The trail was recently renovated. A wooden boardwalk replaced the path of trampled grasses and a solid, dock-like bridge replaced the old planks. The first time I crossed the new bridge, I stopped in the middle to jump up and down, and the planks sprang back soundly under my feet. It was sturdy. It seemed ready for the water to rise above it, for the mold and mushrooms to take hold of it, and for the winter to freeze it. It was a bridge I could have built myself; if I was given enough lumber and time to make plenty of mistakes. It could endure, but it did not pretend that it could last forever.
Two signs bookended the path. The first one read, Lake Sylvia Peninsula Trail in red and yellow letters. The second one, infuriatingly, accurately, declared, May cause internal peace. Maybe I could love this bridge because it’s so low to the ground. Or because it is simple to love something so pastoral. Or maybe because it asked me to relearn how to stop and look at the cattails releasing their fluff, the muskrat lodge hidden near the shore, at the dogs scattering mud behind them. Or maybe because I did not zoom across it in a car, thinking only of how much it trembled, looking only before and behind me, because this bridge itself was a place, not an avenue towards somewhere else.
3.
I grew up down the street from the remains of a gristmill perched on the edge of Minnehaha Creek. Today, the ruins sit on a hill, surrounded by stoic turf grass sometimes overtaken by geese and dandelions. There is a waterfall there, too. Its mist rises to bathe the stony bridge above it. The bridge connects 50th Street to my neighborhood, rendering the falls invisible from the road. It is made for cars and barely wide enough for that purpose. It is where my brother had his first car crash. It rested between home and the world, so in some way the Mill Bridge has taken the measure of my life as I crossed it time and time again.
Some days, the Mill Bridge reminds me of the Three Billy Goats Gruff. As the story tells it, they once ran into trouble with a troll that lived under a stony bridge at a waterfall. He wanted to eat the Billy Goats, but one at a time, the goats tricked him. They delayed the troll’s attack until, finally, the biggest, bravest goat fought him and won. I suppose here is where I tell you that I was once the littlest goat, that I have grown up into the biggest goat and found myself finally able to face the troll under the bridge. But I do not think that is true.
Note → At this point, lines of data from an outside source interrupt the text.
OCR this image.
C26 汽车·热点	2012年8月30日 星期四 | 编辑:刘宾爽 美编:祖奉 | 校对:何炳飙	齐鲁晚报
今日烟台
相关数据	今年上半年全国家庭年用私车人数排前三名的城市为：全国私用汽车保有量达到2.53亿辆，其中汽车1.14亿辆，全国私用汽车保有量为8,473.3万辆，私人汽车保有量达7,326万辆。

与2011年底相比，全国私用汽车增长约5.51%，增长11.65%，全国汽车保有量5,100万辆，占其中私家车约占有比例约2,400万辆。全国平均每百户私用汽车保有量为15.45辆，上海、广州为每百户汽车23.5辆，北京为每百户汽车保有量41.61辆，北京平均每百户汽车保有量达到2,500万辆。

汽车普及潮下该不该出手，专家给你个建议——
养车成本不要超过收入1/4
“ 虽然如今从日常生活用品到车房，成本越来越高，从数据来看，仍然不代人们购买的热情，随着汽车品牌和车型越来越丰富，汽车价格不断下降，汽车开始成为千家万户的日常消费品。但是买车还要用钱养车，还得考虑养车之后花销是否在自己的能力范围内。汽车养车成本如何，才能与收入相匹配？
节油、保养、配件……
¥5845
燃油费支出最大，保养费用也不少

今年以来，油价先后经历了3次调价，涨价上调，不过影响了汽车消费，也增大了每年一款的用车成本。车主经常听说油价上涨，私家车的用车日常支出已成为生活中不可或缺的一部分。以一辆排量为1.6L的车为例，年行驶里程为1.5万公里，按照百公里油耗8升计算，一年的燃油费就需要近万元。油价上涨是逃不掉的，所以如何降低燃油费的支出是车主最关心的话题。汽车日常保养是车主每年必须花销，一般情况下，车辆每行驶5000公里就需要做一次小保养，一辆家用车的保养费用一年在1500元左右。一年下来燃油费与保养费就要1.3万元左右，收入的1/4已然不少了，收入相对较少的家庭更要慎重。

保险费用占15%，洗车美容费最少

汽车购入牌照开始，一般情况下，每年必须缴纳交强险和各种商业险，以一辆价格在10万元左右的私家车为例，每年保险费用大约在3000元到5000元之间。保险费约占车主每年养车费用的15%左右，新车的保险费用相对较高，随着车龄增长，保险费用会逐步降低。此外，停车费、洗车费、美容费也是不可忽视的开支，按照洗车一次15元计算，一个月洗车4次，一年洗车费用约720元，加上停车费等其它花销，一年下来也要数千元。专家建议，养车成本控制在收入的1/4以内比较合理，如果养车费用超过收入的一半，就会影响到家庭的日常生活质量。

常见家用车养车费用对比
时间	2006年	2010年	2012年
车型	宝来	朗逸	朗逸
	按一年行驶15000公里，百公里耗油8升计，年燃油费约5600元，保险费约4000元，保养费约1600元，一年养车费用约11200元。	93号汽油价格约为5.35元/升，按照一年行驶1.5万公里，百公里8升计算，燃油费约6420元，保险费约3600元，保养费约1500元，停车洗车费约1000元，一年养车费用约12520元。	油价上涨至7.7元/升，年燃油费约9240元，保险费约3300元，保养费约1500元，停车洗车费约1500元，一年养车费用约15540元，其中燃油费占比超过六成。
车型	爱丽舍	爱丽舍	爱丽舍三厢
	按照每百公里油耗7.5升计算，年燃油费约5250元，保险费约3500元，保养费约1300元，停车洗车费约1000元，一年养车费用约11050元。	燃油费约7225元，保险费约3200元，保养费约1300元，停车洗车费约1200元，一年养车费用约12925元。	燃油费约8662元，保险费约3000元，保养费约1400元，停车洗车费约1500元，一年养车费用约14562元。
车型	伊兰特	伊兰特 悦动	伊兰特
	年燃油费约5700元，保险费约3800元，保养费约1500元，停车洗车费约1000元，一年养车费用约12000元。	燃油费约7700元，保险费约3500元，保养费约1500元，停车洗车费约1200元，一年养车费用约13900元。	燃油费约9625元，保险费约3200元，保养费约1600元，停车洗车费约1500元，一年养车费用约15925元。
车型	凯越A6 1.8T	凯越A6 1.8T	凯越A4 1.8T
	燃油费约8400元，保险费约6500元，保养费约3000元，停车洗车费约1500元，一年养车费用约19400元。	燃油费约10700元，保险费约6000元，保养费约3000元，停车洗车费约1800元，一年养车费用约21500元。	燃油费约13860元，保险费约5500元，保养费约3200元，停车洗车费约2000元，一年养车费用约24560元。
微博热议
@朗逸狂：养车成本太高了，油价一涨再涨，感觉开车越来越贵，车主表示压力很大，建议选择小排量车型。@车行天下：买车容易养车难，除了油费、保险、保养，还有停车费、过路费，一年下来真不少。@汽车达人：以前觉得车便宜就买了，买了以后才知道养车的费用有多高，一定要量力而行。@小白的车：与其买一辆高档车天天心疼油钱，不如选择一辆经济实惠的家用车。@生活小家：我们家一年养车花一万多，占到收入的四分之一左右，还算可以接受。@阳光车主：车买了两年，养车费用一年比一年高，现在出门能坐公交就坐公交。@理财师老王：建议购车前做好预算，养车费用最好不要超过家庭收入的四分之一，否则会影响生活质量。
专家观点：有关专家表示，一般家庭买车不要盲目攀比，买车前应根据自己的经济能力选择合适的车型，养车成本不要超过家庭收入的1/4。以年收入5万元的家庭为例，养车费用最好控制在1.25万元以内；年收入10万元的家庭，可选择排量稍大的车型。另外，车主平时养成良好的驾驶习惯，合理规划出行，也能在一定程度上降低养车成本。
If I were to go to Deception Pass tomorrow, that sticky terror would still cling to my knees, and I would not believe it possible to survive the crossing until my feet touched earth again.
Once, I would have said that all bridges need warning signs. That they cradle seeds of danger among their cables. And maybe there is some truth to that. But I have done some growing, and I have kept crossing real bridges all the while. And I know of a city that rebuilt a bridge after it broke. And I know two dogs who love nothing more than to seek out every detail of smell that a small bridge has to offer, one that stares down the ice in January. And I know, too, of another story. One where a young woman walks along the Brooklyn Bridge and stops to lie down on its wooden planks and feel the bridge’s hum: how it trembled under all those thousands of footsteps, all those lives rushing and breathing and wondering. And isn’t that the heartbeat of a bridge, isn’t that all it hopes for, to deliver its charges safely back to land.